Mr Galy, votre sujet me suggère quelques remarques tant sur la forme que sur le fond. Désolé par avance de jouer un peu à l’éléphant dans le magasin de porcelaine !
Tout d’abord, vous avez un léger problème de calcul, sans incidence il est vrai sur votre raisonnement. Vous écrivez : « Une entreprise crée un produit qu’elle vend 100 euros TTC. Sur ce produit, cette entreprise aujourd’hui paie 20 de TVA (19,6 mais on prendra des chiffres ronds par souci pédagogique). »
C’est faux ! Un produit vendu à 100 euros TTC comprend 16,38 euros de TVA et pas 19,60 ((100/1,196 x 19,6%). Bé oui...
Ensuite, chose qui me dérange beaucoup plus, vous raisonnez comme si une entreprise calculait ses coûts en tenant compte de la TVA. A moins qu’elle se mette la TVA dans la poche, c’est un raisonnement qui ne tient pas. Il me faut donc vous rappeler un principe fiscal de base : une entreprise ne supporte pas le coût de la TVA, laquelle n’est pas une charge pour elle. Elle n’en est que le redevable légal, le client étant toujours le redevable réel.

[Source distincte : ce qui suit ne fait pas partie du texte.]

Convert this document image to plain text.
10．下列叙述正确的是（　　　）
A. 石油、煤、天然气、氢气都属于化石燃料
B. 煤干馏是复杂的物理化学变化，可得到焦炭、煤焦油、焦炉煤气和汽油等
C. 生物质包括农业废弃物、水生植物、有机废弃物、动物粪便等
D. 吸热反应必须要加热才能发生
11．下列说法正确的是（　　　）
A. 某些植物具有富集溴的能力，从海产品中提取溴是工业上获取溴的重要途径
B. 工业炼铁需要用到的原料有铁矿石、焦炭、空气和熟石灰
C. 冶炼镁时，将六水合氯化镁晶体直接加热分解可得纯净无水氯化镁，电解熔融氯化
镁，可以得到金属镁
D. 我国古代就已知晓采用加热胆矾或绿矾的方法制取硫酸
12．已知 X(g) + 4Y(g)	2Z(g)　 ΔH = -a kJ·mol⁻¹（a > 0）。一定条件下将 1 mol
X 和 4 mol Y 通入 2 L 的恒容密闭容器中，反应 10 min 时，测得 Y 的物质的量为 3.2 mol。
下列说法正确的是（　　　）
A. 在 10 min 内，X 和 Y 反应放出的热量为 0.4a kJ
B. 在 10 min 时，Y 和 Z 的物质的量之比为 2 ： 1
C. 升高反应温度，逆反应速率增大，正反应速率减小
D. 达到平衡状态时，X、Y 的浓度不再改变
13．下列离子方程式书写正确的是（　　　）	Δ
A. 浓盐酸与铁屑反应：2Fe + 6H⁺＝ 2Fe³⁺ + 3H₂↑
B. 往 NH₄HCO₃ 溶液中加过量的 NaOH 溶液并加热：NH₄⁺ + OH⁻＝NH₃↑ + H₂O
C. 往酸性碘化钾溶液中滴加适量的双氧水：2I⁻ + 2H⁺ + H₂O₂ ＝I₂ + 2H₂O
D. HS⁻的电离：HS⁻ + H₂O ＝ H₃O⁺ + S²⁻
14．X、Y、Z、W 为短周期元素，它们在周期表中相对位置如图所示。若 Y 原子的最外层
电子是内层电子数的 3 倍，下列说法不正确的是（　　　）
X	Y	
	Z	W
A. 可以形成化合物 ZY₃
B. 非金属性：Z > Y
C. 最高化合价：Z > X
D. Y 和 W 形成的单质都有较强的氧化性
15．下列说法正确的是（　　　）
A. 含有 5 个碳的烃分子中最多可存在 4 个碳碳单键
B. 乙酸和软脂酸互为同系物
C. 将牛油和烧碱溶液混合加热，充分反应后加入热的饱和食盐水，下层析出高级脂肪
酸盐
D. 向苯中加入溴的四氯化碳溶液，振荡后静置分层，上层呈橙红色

Ce qui signifie que lorsque la TVA est de 5,5%, l’entreprise la facture à 5,5, et que si la TVA est à 25%, l’entreprise la facture à 25%. Les coûts restent donc les mêmes pour elle, et c’est le client final qui voit son porte monnaie se vider. Si on diminue les cotisations sociales à hauteur de l’augmentation de la TVA (ce qui se produit en Allemagne en ce moment), on ponctionne donc plus dans les poches des ménages que dans celles des entreprises. C’est ce qui a fait descendre tant d’Allemands dans la rue l’année dernière, notamment les retraités.
Rappelez-vous que le niveau de revalorisation des salaires en Allemagne n’a strictement rien à voir avec celui de la France. On tourne à + 3 ou 4% les années de vaches maigres, et à + 5 % en année normale. L’augmentation de la TVA de 3% en Allemagne sera donc absorbée en moins d’un an. Vous voyez la même chose en France, avec nos 1.5 % de revalorisation salariale annuelle ?
Votre raisonnement prend ensuite une orientation que je qualifierais « d’orientée ». Vous écrivez en effet la chose suivante :
« Au lieu de payer 20 de TVA, l’entreprise paie 23 euros de TVA. Le prix de vente reste à 100, l’Etat allouant les 3 euros à une baisse des cotisations sociales. Le prix de vente reste donc à 100 euros.(...) Rien n’a changé, je continue de payer 100 en tant que consommateur et en tant que contribuable, je paie la même quantité d’impôts mais d’une autre manière.. ? »
Mr Galy, rien ne changerait si l’entreprise répercutait intégralement la baisse des cotisations dans une hausse des salaires. Ce qui n’est pas prévu... Dans le monde réel, le salarié voit donc son salaire rester le même, sa TVA augmenter de 3%, et son employeur se mettre 3% de plus dans la poche (= la baisse des cotisations). C’est tout.
Pour ce qui est de la TVA « payée à l’importation », vous êtes dans un raisonnement assez théorique. J’y apporte donc un complément.
L’Etat ne gagne rien sur la perception de la TVA à l’importation. Il gagne sur le fait que la société étrangère ne déduit aucune TVA d’amont (ni française ni étrangère) sur la partie de ses coûts de production non taxée à la TVA, principalement sur le travail salarié. La TVA a l’importation peut donc être très intéressante en terme de compétitivité internationale, dès lors qu’il s’agit d’activité de production de biens manufacturiers, gros consommateurs de main d’oeuvre. Un exemple :
- coûts à l’étranger sans TVA (salaires...) : 40
- coûts à l’étranger avec TVA (HT) : 70
- coût total HT : 110
- TVA à 20% déduite à l’étranger : 70 x 20 % = 14
- prix d’exportation en France (marge 15%= 16.5) : 126.5
- TVA payée à l’importation : 25.3
Dans mon exemple, la « charge » de TVA finale à l’étranger est de 11.3 (soit 25.3 - 14). On taxe donc principalement en France le coût du travail à l’étranger, pour lequel aucune TVA n’a été déduite, soit :
- coûts sans TVA : 40 x 20% = 8.0
- valeur ajoutée sur coûts avec TVA : 16.5 x 20% = 3.3
soit un total de 11.3, qui correspond à la « charge de TVA » pour l’entreprise étrangère.
Pour finir : la TVA sociale peut sembler une solution, en tout cas bien meilleure que la situation actuelle.
De nombreuses autres pistes existent, tout aussi valables, comme par exemple le transfert des cotisations retraites vers la CSG, qui aurait l’avantage de faire participer les revenus du patrimoine au financement des retraites.